Dimanche 22 Avril 2018

Afrique du Sud : trente ans après, l’assassinat de Dulcie September demeure une énigme

Afrique du Sud : trente ans après, l’assassinat de Dulcie September demeure une énigme
(Jeune Afrique 29/03/18)

Trente ans après l’assassinat de cette figure de l’ANC en France, le 29 mars 1988, le mystère demeure sur l’identité de son auteur et de ses potentiels commanditaires…

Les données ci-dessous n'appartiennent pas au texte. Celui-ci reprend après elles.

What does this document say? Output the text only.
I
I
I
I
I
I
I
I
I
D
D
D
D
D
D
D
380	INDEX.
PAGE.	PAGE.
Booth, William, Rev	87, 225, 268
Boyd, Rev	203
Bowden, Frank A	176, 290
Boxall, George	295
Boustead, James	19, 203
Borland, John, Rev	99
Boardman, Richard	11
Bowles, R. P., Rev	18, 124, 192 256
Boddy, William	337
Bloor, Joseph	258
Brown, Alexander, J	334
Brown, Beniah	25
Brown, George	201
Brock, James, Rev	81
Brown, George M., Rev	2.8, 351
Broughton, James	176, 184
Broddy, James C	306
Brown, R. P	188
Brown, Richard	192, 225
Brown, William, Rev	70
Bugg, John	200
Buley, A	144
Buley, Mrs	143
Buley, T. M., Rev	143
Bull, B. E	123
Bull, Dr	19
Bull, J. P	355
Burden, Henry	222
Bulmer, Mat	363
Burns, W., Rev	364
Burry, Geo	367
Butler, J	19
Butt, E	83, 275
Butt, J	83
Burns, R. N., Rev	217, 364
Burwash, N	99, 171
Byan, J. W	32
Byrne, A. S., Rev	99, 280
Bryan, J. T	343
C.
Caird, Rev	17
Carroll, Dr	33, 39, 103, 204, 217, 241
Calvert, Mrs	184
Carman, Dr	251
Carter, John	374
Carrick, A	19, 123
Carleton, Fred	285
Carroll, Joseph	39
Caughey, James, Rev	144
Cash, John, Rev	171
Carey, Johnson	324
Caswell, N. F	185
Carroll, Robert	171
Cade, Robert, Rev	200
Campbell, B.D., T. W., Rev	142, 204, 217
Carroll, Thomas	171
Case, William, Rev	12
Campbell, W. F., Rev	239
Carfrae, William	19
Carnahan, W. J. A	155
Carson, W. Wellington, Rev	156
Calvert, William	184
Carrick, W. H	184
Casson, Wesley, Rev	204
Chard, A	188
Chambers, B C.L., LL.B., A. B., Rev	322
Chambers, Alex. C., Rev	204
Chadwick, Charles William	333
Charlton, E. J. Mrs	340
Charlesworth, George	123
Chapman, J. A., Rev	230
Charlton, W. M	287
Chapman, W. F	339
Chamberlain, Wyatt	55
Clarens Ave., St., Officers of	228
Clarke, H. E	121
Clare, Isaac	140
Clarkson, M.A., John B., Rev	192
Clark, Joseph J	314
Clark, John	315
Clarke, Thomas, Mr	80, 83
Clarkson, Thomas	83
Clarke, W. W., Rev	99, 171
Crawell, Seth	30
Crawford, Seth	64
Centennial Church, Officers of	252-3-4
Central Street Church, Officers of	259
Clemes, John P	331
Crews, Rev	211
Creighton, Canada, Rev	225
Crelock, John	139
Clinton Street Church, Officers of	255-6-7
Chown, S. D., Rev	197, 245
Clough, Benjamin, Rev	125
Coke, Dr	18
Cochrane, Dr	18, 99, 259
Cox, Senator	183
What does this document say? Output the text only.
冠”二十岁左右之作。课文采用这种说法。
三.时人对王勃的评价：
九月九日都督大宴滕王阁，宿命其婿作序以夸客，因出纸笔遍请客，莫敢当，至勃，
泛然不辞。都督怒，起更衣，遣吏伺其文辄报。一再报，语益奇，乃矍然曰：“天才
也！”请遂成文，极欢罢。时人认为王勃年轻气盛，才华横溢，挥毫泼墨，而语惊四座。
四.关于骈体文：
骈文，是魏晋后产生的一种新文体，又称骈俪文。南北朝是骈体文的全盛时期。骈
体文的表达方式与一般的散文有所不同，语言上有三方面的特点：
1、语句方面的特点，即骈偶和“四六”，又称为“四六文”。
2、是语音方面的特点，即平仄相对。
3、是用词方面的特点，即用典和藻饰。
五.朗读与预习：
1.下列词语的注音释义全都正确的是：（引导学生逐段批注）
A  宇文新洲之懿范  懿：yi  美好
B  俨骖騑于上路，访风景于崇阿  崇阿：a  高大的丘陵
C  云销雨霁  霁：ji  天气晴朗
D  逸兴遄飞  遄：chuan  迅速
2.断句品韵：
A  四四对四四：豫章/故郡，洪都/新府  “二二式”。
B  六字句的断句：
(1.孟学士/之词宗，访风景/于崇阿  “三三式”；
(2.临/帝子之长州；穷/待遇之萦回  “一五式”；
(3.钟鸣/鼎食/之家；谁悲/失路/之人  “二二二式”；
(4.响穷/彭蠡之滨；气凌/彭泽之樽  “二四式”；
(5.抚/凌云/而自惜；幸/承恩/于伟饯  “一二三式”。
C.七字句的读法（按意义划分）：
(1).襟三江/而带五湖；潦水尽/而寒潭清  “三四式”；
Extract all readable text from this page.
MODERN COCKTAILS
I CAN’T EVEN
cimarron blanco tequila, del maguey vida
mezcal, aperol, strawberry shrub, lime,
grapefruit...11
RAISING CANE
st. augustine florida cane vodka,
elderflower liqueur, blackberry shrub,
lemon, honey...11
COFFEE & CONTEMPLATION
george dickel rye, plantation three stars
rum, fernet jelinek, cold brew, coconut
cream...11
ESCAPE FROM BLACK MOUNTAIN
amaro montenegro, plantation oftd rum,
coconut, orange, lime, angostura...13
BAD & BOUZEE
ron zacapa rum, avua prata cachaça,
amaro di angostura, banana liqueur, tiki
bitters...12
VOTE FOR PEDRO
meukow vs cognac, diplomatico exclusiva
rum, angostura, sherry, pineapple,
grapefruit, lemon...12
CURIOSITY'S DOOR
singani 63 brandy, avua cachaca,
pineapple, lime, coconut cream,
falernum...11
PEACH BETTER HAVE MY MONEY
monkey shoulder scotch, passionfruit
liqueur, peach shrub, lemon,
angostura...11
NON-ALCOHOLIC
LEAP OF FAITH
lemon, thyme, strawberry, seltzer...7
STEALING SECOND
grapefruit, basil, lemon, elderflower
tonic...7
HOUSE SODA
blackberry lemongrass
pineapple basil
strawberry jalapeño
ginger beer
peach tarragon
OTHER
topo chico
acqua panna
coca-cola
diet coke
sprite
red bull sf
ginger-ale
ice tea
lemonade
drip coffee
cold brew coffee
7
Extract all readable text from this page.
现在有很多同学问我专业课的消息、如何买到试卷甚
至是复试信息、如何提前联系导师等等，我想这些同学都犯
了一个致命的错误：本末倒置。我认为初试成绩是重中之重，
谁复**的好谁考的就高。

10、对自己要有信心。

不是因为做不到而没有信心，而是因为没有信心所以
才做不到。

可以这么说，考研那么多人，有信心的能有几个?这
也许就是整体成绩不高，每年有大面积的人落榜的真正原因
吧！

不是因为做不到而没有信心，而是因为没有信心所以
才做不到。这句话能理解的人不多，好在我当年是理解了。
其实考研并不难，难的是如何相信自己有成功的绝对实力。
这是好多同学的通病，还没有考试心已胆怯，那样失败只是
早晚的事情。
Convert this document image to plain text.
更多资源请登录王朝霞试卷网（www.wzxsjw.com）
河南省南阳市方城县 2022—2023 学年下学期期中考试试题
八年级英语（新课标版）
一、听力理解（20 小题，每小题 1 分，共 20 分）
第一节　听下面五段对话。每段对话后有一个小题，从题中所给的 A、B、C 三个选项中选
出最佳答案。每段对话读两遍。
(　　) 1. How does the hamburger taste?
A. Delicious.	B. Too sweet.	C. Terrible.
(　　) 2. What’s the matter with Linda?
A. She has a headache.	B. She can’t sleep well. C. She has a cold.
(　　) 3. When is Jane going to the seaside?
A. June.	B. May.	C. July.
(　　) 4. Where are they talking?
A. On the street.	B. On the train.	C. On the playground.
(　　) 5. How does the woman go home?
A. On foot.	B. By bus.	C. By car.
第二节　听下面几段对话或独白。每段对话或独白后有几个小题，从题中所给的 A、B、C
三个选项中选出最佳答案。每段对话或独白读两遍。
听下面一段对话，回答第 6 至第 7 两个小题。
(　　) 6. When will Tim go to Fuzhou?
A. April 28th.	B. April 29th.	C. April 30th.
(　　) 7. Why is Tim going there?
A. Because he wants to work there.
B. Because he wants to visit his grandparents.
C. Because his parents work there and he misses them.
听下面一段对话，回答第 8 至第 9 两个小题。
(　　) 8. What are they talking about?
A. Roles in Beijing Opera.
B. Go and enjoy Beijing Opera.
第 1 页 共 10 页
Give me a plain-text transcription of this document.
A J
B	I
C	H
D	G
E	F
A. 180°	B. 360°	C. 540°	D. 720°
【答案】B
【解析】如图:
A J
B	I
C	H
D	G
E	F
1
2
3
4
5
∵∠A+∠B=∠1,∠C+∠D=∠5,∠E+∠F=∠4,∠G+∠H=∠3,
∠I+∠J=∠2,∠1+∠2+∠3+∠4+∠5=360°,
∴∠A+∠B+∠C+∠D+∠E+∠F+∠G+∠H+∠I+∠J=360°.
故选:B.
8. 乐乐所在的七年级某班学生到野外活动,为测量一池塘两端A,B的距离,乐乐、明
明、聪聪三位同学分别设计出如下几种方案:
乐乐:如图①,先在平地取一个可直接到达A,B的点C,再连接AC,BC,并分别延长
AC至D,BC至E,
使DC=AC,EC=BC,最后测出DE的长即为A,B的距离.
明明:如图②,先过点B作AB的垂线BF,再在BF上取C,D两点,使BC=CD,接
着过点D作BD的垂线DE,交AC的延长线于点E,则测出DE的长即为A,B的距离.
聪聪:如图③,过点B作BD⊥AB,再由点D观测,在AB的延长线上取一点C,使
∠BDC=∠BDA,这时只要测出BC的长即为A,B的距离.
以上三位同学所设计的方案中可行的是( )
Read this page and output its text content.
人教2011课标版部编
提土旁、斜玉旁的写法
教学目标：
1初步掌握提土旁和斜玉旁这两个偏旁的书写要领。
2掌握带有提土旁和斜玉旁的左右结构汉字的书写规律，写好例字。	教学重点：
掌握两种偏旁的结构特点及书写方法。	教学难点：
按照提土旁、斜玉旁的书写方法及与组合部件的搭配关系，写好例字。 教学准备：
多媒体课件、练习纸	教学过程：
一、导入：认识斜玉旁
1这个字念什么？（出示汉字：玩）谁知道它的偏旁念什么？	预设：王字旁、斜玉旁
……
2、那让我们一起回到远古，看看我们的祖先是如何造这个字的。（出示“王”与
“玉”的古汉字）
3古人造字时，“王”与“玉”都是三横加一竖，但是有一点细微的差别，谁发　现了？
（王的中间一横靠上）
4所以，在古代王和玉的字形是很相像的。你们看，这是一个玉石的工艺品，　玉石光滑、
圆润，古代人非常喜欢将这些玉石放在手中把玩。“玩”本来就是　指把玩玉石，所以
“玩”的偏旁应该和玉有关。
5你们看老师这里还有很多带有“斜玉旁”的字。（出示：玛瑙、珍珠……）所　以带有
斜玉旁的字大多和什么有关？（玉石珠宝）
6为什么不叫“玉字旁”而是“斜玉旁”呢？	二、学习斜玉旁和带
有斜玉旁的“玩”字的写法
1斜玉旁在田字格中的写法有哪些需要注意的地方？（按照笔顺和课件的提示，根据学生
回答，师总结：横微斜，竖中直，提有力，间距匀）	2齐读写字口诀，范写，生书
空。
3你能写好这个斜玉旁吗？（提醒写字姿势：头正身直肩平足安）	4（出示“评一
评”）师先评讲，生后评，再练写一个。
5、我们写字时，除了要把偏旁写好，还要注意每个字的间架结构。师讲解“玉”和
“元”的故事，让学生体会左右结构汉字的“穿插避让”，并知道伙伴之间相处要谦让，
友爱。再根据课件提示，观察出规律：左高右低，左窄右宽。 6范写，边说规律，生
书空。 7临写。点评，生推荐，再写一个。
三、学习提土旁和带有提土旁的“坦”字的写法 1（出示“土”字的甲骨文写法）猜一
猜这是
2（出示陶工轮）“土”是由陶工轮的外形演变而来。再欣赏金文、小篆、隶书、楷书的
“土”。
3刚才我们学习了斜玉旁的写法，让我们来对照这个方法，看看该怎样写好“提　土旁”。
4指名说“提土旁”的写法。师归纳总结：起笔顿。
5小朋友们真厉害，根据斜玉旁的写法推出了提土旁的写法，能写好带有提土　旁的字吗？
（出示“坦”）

Quelques secondes ont suffi. Pas de doute, les assassins savaient ce qu’ils faisaient. Une exécution au modus operandi aussi terrible que précis : quatre balles tirées au visage puis une dernière dans la nuque. Ce 29 mars 1988, vers 9 h 45, policiers et secouristes ont beau foncer toutes sirènes hurlantes en direction du 28, rue des Petites-Écuries, dans le 10e arrondissement de Paris, il est déjà trop tard. Dulcie September, représentante du Congrès national africain (ANC) en France, est morte sur le palier de son bureau.

Ce sont les services secrets sud-africains qui sont derrière tout ça », fulmine encore Jacqueline Derens

D’emblée, l’enquête s’annonce compliquée. Ni les douilles retrouvées sur place ni la description des silhouettes qu’un témoin a furtivement croisées dans les escaliers ne permettent une identification significative. Les assassins ont agi en professionnels. Mais pour les proches de la défunte, c’est une évidence : le meurtre est signé. « Ce sont les services secrets sud-africains qui sont derrière tout ça, fulmine encore Jacqueline Derens, traductrice et amie de la victime. Depuis la France, où elle avait trouvé refuge, Dulcie dénonçait quotidiennement ce qui se passait en Afrique du Sud. On a voulu la faire taire. »
Militante pour les droits civiques des Noirs

Les deux femmes se sont rencontrées en 1979, à l’occasion d’une conférence de l’Unesco. Dulcie est sur scène, Jacqueline dans le public. « Je l’ai vue arriver avec une candeur captivante. J’ai tout de suite été subjuguée », se souvient cette dernière. Dulcie s’empare du micro, harangue l’assistance avec son discours sur la politique d’apartheid. « Ces mots étaient si forts qu’on en avait les larmes aux yeux, poursuit son amie. En France, à cette époque, l’opinion publique ne saisissait pas réellement la cruauté de ce qui se passait en Afrique du Sud. Il fallait sensibiliser. C’est que ce qu’elle a tenté de faire toute sa vie durant, et elle en a payé le prix. »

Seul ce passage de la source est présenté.